Üreticiden tüketiciye
toplumun her kesiminin çevre konusunda bilgilendirilmesi ve bilinçlendirilmesi
önem arz etmektedir.
Ülkeler doğal
kaynakların korunmasını sağlayıcı politikalar geliştirmeli, sektörel
politikaların biyolojik çeşitliliğin korunması amacını gözetecek şekilde
düzenlenmesi gerekir.
Çevrenin ve biyolojik
çeşitliliğin korunması ve üretim sürecinin olumsuz etkilenmemesi için, doğal
kaynakların sürdürülebilir kullanımında kurum ve kuruluşlar arasında işbirliği
ve toplumun konuya duyarlılığı önemlidir.

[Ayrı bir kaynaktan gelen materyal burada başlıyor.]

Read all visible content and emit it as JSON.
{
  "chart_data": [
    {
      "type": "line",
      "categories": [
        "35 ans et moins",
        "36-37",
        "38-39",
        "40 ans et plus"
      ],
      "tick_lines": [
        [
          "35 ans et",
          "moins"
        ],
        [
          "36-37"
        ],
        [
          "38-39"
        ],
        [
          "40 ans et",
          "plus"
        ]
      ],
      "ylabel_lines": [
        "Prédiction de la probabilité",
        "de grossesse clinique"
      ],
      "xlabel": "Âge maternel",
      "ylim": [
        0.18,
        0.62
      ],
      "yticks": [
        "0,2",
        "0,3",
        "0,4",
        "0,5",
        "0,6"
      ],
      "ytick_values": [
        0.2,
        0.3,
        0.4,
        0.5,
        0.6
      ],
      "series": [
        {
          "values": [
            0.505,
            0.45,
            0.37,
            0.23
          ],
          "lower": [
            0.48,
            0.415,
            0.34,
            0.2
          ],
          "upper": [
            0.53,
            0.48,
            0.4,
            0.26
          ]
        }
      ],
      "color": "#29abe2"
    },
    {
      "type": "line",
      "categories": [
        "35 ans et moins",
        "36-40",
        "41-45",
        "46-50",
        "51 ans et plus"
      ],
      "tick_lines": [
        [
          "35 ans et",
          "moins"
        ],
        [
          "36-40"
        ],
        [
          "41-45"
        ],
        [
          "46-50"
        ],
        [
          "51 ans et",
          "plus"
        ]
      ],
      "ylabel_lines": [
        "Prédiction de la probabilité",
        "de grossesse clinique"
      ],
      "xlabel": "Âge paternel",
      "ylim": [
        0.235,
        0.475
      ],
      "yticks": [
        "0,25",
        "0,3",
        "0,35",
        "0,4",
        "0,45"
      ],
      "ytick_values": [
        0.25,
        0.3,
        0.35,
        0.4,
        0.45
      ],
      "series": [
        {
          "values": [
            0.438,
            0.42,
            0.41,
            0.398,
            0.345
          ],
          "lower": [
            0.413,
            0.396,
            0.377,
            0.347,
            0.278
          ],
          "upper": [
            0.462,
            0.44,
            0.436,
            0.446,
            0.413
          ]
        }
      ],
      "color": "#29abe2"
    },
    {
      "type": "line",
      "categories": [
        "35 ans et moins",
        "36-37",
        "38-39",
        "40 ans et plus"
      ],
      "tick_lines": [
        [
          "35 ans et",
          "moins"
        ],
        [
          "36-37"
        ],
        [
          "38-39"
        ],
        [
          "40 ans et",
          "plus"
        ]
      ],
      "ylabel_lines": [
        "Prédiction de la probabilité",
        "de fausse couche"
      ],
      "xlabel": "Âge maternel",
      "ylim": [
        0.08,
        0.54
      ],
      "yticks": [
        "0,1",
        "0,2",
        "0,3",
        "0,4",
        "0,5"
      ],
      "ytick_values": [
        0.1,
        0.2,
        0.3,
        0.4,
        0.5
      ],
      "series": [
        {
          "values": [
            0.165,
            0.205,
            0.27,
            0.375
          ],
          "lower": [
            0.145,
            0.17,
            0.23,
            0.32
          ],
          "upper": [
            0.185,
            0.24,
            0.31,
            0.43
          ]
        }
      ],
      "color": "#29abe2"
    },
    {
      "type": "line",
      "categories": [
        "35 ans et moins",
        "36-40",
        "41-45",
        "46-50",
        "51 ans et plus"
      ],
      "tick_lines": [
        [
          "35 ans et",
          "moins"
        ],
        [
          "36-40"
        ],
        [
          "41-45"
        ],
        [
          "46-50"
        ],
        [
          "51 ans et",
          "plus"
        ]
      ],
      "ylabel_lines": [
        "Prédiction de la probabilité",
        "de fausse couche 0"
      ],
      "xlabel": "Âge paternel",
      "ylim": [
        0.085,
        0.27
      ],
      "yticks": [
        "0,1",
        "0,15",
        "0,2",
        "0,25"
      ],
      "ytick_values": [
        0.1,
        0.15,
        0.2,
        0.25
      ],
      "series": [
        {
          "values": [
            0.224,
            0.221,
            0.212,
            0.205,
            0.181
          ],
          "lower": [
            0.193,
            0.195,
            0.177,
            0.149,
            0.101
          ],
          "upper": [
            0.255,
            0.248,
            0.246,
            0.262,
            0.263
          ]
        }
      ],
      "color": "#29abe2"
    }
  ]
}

Tarım arazilerinde toplulaştırma
çalışmaları yapılırken, rüzgâr erozyonu görülen alanlarda, rüzgâr perdesi,
yeşil kuşak ve rekreasyon maksatlı ağaçlandırma çalışmaları yapılacak alanlar
planlanmalıdır.
Tarım alanlarında uygun planlama
yapılarak en az su tüketen bitki yetiştiriciliği, bilinçli gübre kullanımı ve
modern sulama teknikleri ile uygun türlerle oluşturulan ekim nöbetleri
uygulamaları yaygınlaştırılmalıdır.
Toprakların çoraklaşmasını ve
verimliliğin azalmasını önlemek maksadıyla atık sular ve tarımdan dönen drenaj
suları, uygun arıtım sağlanmadan tarımda kullanılmamalıdır.”